Often, it seems like that I need to dedicate nearly all my non-work hours to sleep-promoting self-maintenance activities in order to have any chance of being able to retain my ability to function and hold onto my means of livelihood. When internal insomnia currents are strongest, they resist my every effort – I could, after a typical work day, lift weights for an hour, do 30 minutes of intense cardio exercise at a gym, come home and cook dinner, read or play music a little, then meditate for an hour, and still not be able to fall asleep. This summer, I had a sleepless a night or two after intense day-long hikes in the mountains (8-12 miles) involving quite a bit of elevation gain. A woman I was dating at the time was astounded and said half kiddingly that I was “hopeless”.

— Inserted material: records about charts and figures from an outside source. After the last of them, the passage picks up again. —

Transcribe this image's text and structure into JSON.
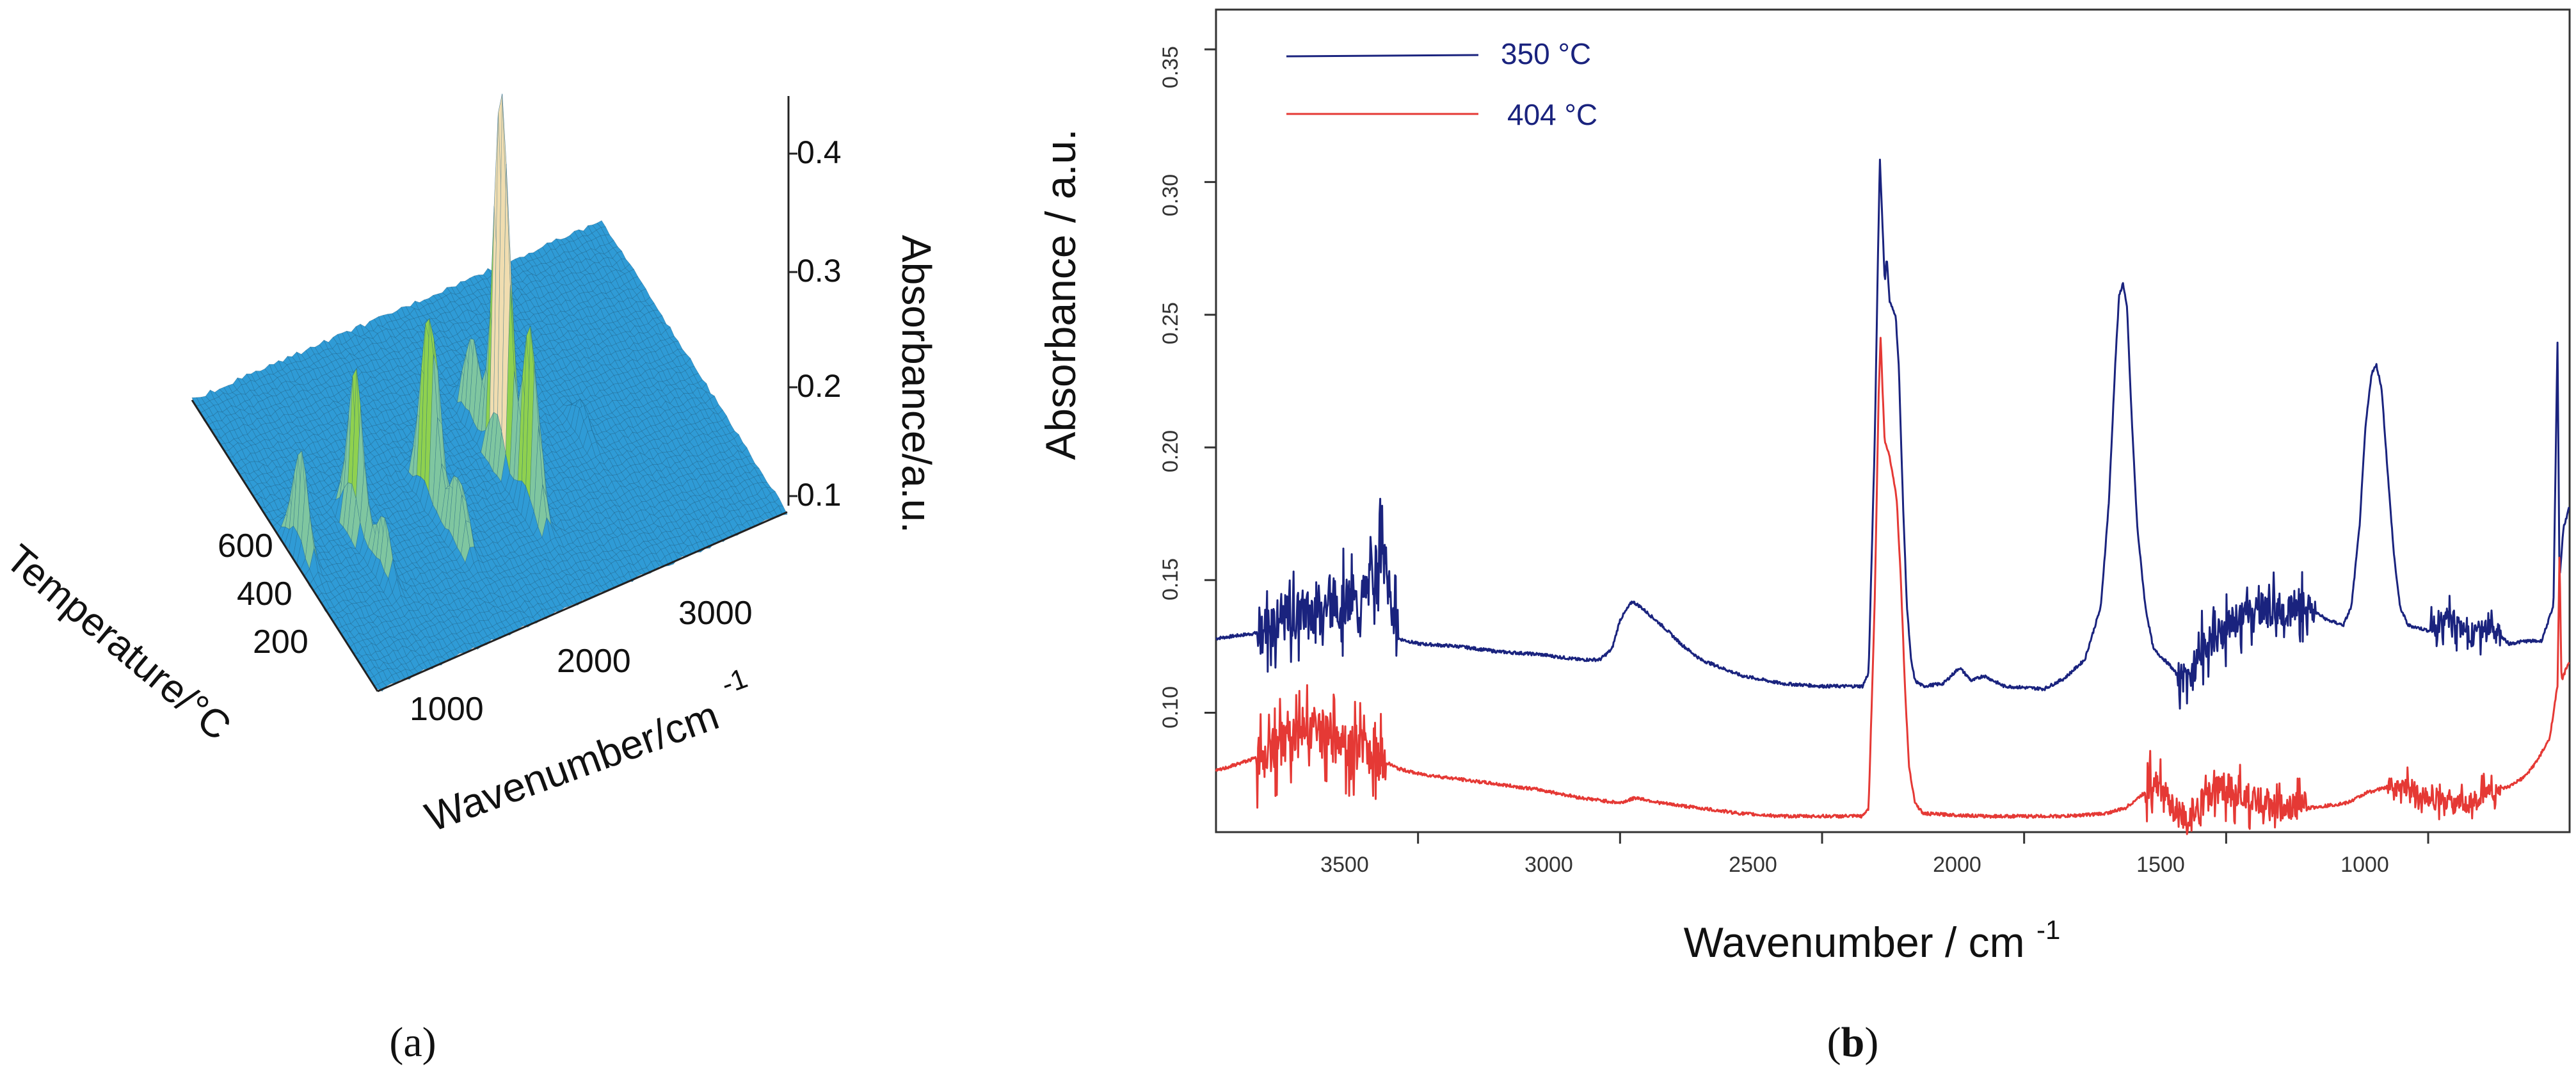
{
  "figure": {
    "panel_a_label": "(a)",
    "panel_a_letter": "a",
    "panel_b_label": "(b)",
    "panel_b_letter": "b"
  },
  "chart_data": [
    {
      "id": "a",
      "type": "surface3d",
      "xlabel": "Wavenumber/cm",
      "xlabel_superscript": "-1",
      "ylabel": "Temperature/°C",
      "zlabel": "Absorbance/a.u.",
      "x_ticks": [
        "1000",
        "2000",
        "3000"
      ],
      "y_ticks": [
        "200",
        "400",
        "600"
      ],
      "z_ticks": [
        "0.1",
        "0.2",
        "0.3",
        "0.4"
      ],
      "xlim": [
        600,
        4000
      ],
      "ylim": [
        50,
        700
      ],
      "zlim": [
        0.05,
        0.45
      ],
      "baseline": 0.08,
      "peaks": [
        {
          "wavenumber": 2350,
          "temperature": 350,
          "absorbance": 0.45
        },
        {
          "wavenumber": 2350,
          "temperature": 250,
          "absorbance": 0.26
        },
        {
          "wavenumber": 2350,
          "temperature": 450,
          "absorbance": 0.16
        },
        {
          "wavenumber": 1750,
          "temperature": 350,
          "absorbance": 0.28
        },
        {
          "wavenumber": 1750,
          "temperature": 250,
          "absorbance": 0.15
        },
        {
          "wavenumber": 1130,
          "temperature": 350,
          "absorbance": 0.22
        },
        {
          "wavenumber": 1130,
          "temperature": 250,
          "absorbance": 0.13
        },
        {
          "wavenumber": 680,
          "temperature": 350,
          "absorbance": 0.17
        },
        {
          "wavenumber": 3000,
          "temperature": 350,
          "absorbance": 0.11
        }
      ],
      "colors": {
        "low": "#2f9bd6",
        "mid": "#8fd14f",
        "high": "#f0ddb0"
      }
    },
    {
      "id": "b",
      "type": "line",
      "xlabel": "Wavenumber / cm",
      "xlabel_superscript": "-1",
      "ylabel": "Absorbance / a.u.",
      "xlim": [
        4000,
        650
      ],
      "ylim": [
        0.055,
        0.365
      ],
      "x_ticks": [
        "3500",
        "3000",
        "2500",
        "2000",
        "1500",
        "1000"
      ],
      "y_ticks": [
        "0.10",
        "0.15",
        "0.20",
        "0.25",
        "0.30",
        "0.35"
      ],
      "legend_position": "top-left",
      "series": [
        {
          "name": "350 °C",
          "color": "#1a237e",
          "noise_regions": [
            [
              3900,
              3550,
              0.013
            ],
            [
              1620,
              1280,
              0.009
            ],
            [
              1000,
              820,
              0.006
            ]
          ],
          "points": [
            [
              4000,
              0.128
            ],
            [
              3900,
              0.13
            ],
            [
              3850,
              0.135
            ],
            [
              3800,
              0.137
            ],
            [
              3750,
              0.14
            ],
            [
              3700,
              0.142
            ],
            [
              3650,
              0.141
            ],
            [
              3620,
              0.148
            ],
            [
              3600,
              0.158
            ],
            [
              3590,
              0.162
            ],
            [
              3575,
              0.148
            ],
            [
              3550,
              0.128
            ],
            [
              3500,
              0.126
            ],
            [
              3400,
              0.125
            ],
            [
              3300,
              0.123
            ],
            [
              3200,
              0.122
            ],
            [
              3100,
              0.12
            ],
            [
              3050,
              0.12
            ],
            [
              3020,
              0.124
            ],
            [
              3000,
              0.135
            ],
            [
              2970,
              0.142
            ],
            [
              2950,
              0.14
            ],
            [
              2920,
              0.136
            ],
            [
              2890,
              0.132
            ],
            [
              2850,
              0.126
            ],
            [
              2800,
              0.12
            ],
            [
              2700,
              0.114
            ],
            [
              2600,
              0.111
            ],
            [
              2500,
              0.11
            ],
            [
              2400,
              0.11
            ],
            [
              2385,
              0.115
            ],
            [
              2370,
              0.2
            ],
            [
              2362,
              0.27
            ],
            [
              2357,
              0.309
            ],
            [
              2352,
              0.29
            ],
            [
              2345,
              0.262
            ],
            [
              2340,
              0.272
            ],
            [
              2333,
              0.255
            ],
            [
              2325,
              0.252
            ],
            [
              2318,
              0.25
            ],
            [
              2310,
              0.23
            ],
            [
              2300,
              0.18
            ],
            [
              2290,
              0.14
            ],
            [
              2280,
              0.12
            ],
            [
              2270,
              0.112
            ],
            [
              2250,
              0.11
            ],
            [
              2200,
              0.111
            ],
            [
              2160,
              0.117
            ],
            [
              2130,
              0.112
            ],
            [
              2100,
              0.114
            ],
            [
              2050,
              0.11
            ],
            [
              1950,
              0.109
            ],
            [
              1900,
              0.113
            ],
            [
              1850,
              0.12
            ],
            [
              1810,
              0.14
            ],
            [
              1790,
              0.18
            ],
            [
              1775,
              0.23
            ],
            [
              1765,
              0.257
            ],
            [
              1755,
              0.262
            ],
            [
              1745,
              0.252
            ],
            [
              1735,
              0.215
            ],
            [
              1720,
              0.17
            ],
            [
              1700,
              0.14
            ],
            [
              1680,
              0.124
            ],
            [
              1640,
              0.118
            ],
            [
              1610,
              0.112
            ],
            [
              1590,
              0.114
            ],
            [
              1560,
              0.124
            ],
            [
              1500,
              0.132
            ],
            [
              1450,
              0.138
            ],
            [
              1400,
              0.139
            ],
            [
              1350,
              0.139
            ],
            [
              1300,
              0.14
            ],
            [
              1250,
              0.135
            ],
            [
              1210,
              0.133
            ],
            [
              1190,
              0.14
            ],
            [
              1170,
              0.17
            ],
            [
              1155,
              0.208
            ],
            [
              1140,
              0.228
            ],
            [
              1128,
              0.231
            ],
            [
              1115,
              0.222
            ],
            [
              1100,
              0.19
            ],
            [
              1085,
              0.16
            ],
            [
              1070,
              0.14
            ],
            [
              1050,
              0.133
            ],
            [
              1000,
              0.131
            ],
            [
              950,
              0.136
            ],
            [
              900,
              0.128
            ],
            [
              850,
              0.133
            ],
            [
              800,
              0.126
            ],
            [
              760,
              0.127
            ],
            [
              720,
              0.127
            ],
            [
              690,
              0.14
            ],
            [
              680,
              0.24
            ],
            [
              675,
              0.15
            ],
            [
              665,
              0.17
            ],
            [
              655,
              0.175
            ],
            [
              650,
              0.178
            ]
          ]
        },
        {
          "name": "404 °C",
          "color": "#e53935",
          "noise_regions": [
            [
              3900,
              3580,
              0.012
            ],
            [
              1700,
              1300,
              0.008
            ],
            [
              1100,
              820,
              0.005
            ]
          ],
          "points": [
            [
              4000,
              0.078
            ],
            [
              3900,
              0.083
            ],
            [
              3850,
              0.087
            ],
            [
              3800,
              0.09
            ],
            [
              3750,
              0.094
            ],
            [
              3700,
              0.09
            ],
            [
              3650,
              0.087
            ],
            [
              3600,
              0.083
            ],
            [
              3550,
              0.079
            ],
            [
              3500,
              0.077
            ],
            [
              3400,
              0.075
            ],
            [
              3300,
              0.073
            ],
            [
              3200,
              0.071
            ],
            [
              3100,
              0.068
            ],
            [
              3000,
              0.066
            ],
            [
              2960,
              0.068
            ],
            [
              2900,
              0.066
            ],
            [
              2800,
              0.064
            ],
            [
              2700,
              0.062
            ],
            [
              2600,
              0.061
            ],
            [
              2500,
              0.061
            ],
            [
              2400,
              0.061
            ],
            [
              2385,
              0.064
            ],
            [
              2370,
              0.14
            ],
            [
              2360,
              0.22
            ],
            [
              2355,
              0.242
            ],
            [
              2350,
              0.22
            ],
            [
              2345,
              0.202
            ],
            [
              2335,
              0.198
            ],
            [
              2325,
              0.19
            ],
            [
              2315,
              0.18
            ],
            [
              2305,
              0.15
            ],
            [
              2295,
              0.11
            ],
            [
              2285,
              0.08
            ],
            [
              2270,
              0.066
            ],
            [
              2250,
              0.062
            ],
            [
              2100,
              0.061
            ],
            [
              2000,
              0.061
            ],
            [
              1900,
              0.061
            ],
            [
              1800,
              0.062
            ],
            [
              1750,
              0.064
            ],
            [
              1700,
              0.07
            ],
            [
              1680,
              0.075
            ],
            [
              1650,
              0.07
            ],
            [
              1620,
              0.062
            ],
            [
              1600,
              0.06
            ],
            [
              1560,
              0.066
            ],
            [
              1500,
              0.072
            ],
            [
              1450,
              0.068
            ],
            [
              1400,
              0.066
            ],
            [
              1300,
              0.064
            ],
            [
              1200,
              0.066
            ],
            [
              1150,
              0.07
            ],
            [
              1100,
              0.072
            ],
            [
              1050,
              0.072
            ],
            [
              1000,
              0.068
            ],
            [
              950,
              0.066
            ],
            [
              900,
              0.066
            ],
            [
              850,
              0.07
            ],
            [
              800,
              0.072
            ],
            [
              760,
              0.076
            ],
            [
              730,
              0.082
            ],
            [
              700,
              0.09
            ],
            [
              690,
              0.1
            ],
            [
              680,
              0.11
            ],
            [
              675,
              0.16
            ],
            [
              670,
              0.112
            ],
            [
              660,
              0.116
            ],
            [
              650,
              0.12
            ]
          ]
        }
      ]
    }
  ]
}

I seem to be on the cusp of a similar delicate sleep ability right now – yesterday after work I went right to an hour-long tai chi class, then did 40 minutes of weight training and 30 minutes of cardio at a gym. Right before bed I listened to a monotonous drum tape for an hour while in a supported shoulder-stand position, and took 6mg of melatonin. And from all that, I was only able to generate a very light and fragmented sleep-state. I woke up at 2:30 and took 6 more mg of melatonin, drifted back into light sleep land, and woke up with a too familiar feeling of groggy buzziness at 4:30. I then resorted to an hour of zazen (zen meditation), and finally settled into a deep dream-state at about 6:30, only to awake for good at 8AM.
This typifies my life. After all the pro-active sleep promotion last night, today, I’m happy to report that I’m functional, alert, and friendly. While I sometimes wonder why I’m such a social oddity – educated, fairly intelligent (IMHO), well-employed, and still single at 47 years (with a few LTR’s in my past), at least half the time I thank my lucky stars I don’t have a family to support. I simply would not be able to manage it all – high degree of introversion, 40+ hour work week, family responsibilities, and a need to dedicate much of my free time to self-maintenance activities just so that I have a hope of sleeping a little.